= Garnett Stackelberg =

American journalist and socialite

Garnett Stackelberg (born 5 January 1910, Chadron, Nebraska: d.12 January 2005, Georgetown) was an American journalist and socialite.

Garnett Butler was born in Nebraska on 5 January 1910. Her father was a building contractor and her mother was a teacher. Garnett attended Oregon State University before travelling to Shanghai in 1932, where she worked at the US Consulate.
After surviving house arrest under the Japanese occupation, she left her first husband, and settled in Washington, D.C., where she became a successful journalist, lecturer and society hostess.

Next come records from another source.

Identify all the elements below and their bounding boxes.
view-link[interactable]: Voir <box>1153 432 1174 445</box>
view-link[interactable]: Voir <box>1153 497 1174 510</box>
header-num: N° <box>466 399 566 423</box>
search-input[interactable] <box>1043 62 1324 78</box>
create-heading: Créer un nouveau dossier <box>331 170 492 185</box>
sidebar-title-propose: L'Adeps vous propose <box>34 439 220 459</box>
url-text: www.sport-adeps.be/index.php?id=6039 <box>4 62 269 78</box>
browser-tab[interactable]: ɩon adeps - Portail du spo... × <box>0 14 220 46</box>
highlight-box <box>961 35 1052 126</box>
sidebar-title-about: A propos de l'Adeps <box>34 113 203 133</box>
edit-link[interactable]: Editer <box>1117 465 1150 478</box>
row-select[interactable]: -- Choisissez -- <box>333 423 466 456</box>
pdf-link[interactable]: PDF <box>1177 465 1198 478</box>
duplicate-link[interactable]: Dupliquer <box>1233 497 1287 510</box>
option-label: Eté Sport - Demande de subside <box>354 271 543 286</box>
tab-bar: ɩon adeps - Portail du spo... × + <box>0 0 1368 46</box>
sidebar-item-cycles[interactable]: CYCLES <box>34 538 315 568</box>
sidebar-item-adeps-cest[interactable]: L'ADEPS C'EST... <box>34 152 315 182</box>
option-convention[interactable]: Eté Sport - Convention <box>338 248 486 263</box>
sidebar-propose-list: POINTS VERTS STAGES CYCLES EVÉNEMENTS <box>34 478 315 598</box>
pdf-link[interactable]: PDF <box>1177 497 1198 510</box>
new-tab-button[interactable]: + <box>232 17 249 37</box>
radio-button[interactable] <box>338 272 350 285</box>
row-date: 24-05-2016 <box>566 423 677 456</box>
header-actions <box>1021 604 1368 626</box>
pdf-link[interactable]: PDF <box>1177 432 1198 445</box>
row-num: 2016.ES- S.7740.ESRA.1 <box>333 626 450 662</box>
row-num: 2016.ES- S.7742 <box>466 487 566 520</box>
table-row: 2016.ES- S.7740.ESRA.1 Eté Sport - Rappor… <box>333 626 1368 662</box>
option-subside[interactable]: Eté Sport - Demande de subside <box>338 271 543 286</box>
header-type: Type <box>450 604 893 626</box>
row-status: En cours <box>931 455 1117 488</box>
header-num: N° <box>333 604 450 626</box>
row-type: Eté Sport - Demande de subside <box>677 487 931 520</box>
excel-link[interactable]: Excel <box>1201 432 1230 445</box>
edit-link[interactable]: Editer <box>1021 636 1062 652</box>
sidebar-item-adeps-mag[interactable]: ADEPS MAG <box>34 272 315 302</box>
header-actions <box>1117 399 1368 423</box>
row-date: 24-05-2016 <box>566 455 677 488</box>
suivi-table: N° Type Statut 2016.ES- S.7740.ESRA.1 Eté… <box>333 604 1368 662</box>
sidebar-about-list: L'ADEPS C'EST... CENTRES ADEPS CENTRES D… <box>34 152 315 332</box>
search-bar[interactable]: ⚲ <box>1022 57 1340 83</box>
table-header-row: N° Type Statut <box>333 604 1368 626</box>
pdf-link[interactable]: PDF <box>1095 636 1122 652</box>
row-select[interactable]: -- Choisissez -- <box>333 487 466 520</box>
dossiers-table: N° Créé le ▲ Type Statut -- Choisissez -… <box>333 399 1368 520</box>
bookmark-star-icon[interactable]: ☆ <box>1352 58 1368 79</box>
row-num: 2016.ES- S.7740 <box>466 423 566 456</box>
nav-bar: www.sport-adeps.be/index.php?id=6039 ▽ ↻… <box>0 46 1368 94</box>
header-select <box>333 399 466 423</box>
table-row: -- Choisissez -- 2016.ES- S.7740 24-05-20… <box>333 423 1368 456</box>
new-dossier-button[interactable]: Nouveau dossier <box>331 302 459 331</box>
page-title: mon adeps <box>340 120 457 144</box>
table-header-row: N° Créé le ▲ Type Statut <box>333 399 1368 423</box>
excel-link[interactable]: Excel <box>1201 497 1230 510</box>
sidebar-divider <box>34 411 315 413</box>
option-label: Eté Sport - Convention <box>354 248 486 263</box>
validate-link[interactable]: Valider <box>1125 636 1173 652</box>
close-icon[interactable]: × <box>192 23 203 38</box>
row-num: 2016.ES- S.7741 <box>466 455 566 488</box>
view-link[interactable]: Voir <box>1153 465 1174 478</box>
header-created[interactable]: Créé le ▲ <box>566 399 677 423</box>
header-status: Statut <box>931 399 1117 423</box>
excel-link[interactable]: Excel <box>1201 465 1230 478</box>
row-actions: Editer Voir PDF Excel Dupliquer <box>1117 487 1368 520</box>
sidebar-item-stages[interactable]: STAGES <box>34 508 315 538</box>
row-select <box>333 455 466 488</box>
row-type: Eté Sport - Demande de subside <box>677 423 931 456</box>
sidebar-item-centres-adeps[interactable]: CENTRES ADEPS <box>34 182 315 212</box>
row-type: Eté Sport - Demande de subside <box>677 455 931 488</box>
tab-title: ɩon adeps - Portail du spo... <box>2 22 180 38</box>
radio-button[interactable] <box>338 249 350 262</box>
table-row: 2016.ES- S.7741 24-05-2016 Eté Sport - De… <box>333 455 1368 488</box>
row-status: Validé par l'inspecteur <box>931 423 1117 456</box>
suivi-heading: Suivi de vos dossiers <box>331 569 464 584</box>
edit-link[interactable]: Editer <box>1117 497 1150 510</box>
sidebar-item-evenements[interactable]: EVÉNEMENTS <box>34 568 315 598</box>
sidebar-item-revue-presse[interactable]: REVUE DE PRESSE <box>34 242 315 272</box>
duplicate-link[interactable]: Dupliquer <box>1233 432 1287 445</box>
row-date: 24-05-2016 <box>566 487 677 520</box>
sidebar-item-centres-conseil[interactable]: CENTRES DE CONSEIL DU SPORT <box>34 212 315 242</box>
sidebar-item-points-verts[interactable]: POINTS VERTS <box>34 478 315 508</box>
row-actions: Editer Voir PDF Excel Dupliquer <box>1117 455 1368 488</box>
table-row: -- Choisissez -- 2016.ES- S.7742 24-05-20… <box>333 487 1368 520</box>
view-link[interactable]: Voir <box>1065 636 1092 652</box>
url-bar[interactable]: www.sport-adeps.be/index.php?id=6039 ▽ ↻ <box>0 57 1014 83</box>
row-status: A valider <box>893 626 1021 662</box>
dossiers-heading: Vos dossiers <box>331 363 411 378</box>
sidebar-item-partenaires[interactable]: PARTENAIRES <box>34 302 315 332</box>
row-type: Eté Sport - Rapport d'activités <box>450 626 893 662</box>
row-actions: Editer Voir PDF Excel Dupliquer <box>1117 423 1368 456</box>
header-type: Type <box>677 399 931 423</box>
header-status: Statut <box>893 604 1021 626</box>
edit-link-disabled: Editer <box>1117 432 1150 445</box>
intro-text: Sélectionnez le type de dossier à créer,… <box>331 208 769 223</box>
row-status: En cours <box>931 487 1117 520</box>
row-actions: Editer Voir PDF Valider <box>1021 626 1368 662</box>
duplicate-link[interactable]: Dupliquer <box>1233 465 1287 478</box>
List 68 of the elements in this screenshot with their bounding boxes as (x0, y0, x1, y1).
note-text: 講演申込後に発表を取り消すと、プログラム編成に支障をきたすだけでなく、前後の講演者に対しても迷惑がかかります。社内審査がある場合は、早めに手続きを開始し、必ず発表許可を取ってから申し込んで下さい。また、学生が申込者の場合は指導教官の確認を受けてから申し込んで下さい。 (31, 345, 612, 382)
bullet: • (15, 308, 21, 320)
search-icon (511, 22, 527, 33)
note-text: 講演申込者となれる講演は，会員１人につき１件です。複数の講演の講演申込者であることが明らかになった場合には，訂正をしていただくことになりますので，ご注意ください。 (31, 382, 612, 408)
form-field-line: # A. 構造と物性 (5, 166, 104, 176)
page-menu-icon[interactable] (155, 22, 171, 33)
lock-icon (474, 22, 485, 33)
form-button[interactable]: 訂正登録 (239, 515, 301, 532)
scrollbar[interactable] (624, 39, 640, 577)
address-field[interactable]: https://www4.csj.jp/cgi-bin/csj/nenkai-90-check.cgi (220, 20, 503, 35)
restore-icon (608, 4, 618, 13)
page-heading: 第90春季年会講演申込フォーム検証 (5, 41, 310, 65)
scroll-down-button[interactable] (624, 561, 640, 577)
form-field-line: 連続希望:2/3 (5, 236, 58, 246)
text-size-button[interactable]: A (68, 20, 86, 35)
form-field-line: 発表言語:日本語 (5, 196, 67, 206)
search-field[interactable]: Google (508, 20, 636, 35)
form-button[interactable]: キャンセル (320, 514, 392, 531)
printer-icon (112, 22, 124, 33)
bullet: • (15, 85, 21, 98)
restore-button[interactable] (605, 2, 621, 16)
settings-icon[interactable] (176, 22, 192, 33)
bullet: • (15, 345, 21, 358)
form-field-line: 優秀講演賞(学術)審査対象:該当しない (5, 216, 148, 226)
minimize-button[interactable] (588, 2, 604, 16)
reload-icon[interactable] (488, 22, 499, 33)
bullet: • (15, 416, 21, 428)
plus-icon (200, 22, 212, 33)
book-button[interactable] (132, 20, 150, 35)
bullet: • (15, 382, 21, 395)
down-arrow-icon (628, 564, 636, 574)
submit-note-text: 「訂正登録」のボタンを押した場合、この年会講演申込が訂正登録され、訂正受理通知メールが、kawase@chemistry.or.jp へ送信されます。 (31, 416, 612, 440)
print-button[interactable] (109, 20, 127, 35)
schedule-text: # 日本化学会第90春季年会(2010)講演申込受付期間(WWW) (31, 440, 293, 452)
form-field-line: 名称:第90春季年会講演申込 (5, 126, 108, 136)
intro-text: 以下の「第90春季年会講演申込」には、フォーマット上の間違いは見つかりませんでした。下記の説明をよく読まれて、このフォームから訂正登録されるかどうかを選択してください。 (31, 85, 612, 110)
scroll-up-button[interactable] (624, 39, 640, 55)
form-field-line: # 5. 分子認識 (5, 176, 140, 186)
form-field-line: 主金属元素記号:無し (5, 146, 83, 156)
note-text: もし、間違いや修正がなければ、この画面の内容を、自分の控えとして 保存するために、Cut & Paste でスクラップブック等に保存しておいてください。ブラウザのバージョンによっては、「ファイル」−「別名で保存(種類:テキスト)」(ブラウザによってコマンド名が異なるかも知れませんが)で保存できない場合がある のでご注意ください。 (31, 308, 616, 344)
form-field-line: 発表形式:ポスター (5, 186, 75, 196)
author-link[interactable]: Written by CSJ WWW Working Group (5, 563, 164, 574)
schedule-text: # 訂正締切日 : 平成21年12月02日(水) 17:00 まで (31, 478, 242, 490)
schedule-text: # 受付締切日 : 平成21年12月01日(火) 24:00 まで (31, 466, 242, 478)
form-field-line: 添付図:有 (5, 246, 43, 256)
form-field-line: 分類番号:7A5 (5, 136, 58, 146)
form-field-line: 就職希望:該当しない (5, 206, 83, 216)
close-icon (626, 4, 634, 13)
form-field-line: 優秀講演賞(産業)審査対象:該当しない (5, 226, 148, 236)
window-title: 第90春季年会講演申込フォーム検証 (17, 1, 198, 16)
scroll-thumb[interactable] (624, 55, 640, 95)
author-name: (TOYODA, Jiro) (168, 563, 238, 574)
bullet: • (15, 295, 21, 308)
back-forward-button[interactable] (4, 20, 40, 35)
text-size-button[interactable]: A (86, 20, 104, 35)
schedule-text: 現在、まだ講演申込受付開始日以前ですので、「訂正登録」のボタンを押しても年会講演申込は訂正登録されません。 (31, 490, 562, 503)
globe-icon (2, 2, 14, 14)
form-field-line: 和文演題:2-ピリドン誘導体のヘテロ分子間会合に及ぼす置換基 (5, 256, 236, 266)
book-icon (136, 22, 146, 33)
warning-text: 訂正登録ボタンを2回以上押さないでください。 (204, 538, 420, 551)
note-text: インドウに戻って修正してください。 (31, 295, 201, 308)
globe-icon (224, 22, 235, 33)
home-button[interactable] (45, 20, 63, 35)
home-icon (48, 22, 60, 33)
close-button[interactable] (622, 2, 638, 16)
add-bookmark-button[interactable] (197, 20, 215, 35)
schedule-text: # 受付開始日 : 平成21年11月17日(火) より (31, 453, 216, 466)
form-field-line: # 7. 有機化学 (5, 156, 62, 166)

She had already started writing for the Shanghai Evening Post, and went on to contribute to the Washington Star, the Baltimore News-American, Dossier magazine, Washington Life Magazine, the Palm Beach Daily News and the North American edition of L'Officiel, covering travel and Washington, DC society events. She also gave lecture tours about her travel experiences.

==Marriage and family==
Garnett married twice:
- William Gardiner, a Canadian doctor whom she met and married in China (div.1945)
- Baron Constantine "Steno" von Stackelberg (d.1989), an Estonian, based in Washington, who worked for the Dept of Commerce, FAA, and TWA, m. August 9, 1945
with whom she had one son, Charles Alexander "Sandy" von Stackelberg.